うーちゃんもそうだったが加賀も急いできたせいかびしょぬれのままである。

なんとかうーちゃんを連れて行こうとするががしっとソファーにしがみついたうーちゃんは中々動こうとしないでいいた。


「むっちゃ嫌がってるんだけど、何したのさ加賀?」


「いやー……」


八木に促され風呂場で何があったかを話す加賀。

毛にからみついた餅がだまになって中々とれず、冗談で毛刈りするといったところ逃げ出してしまい今に至る。それを聞いて……と言うより毛刈りのところで思いっきり顔をしかめる八木、あまりよくない思い出がいっぱいらしい。

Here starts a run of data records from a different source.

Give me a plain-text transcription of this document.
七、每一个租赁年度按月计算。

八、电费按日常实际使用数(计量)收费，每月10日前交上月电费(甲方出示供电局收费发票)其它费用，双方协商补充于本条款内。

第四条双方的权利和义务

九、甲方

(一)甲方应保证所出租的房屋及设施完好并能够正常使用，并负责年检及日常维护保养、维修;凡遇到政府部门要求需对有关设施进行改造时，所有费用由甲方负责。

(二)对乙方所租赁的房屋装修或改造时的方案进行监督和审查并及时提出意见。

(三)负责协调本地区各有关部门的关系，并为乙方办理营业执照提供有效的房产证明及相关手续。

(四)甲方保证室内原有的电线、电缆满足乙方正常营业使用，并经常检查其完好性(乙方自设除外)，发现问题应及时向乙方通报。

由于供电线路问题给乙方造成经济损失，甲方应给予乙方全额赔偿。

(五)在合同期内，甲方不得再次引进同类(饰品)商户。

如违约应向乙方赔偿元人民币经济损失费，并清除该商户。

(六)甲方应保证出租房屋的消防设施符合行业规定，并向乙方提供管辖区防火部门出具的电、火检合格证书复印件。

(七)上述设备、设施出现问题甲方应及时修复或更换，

「加賀、私がとってあげるから大丈夫……風呂場いきましょ」


「アイネさん助かります……よし、うーちゃん行くよー」


うー(かみがおる)


嵐のように訪れ、さっと居なくなった加賀とうーちゃん、それにアイネ。

3人が居なくなった後残された物はしばらく無言であった。


「……何の話だったかな」


「夕飯ピザにしようぜって話っす」


「……そうだったな」


皆疲れたようにため息をつく。

誰かがさて、と言って席を立つと皆も釣られたように席を立つ。

休憩は終わりと言うことだろう、バクスは再び燻製小屋に行き咲耶は洗濯。八木は部屋へとそれぞれ向かっていくのであった。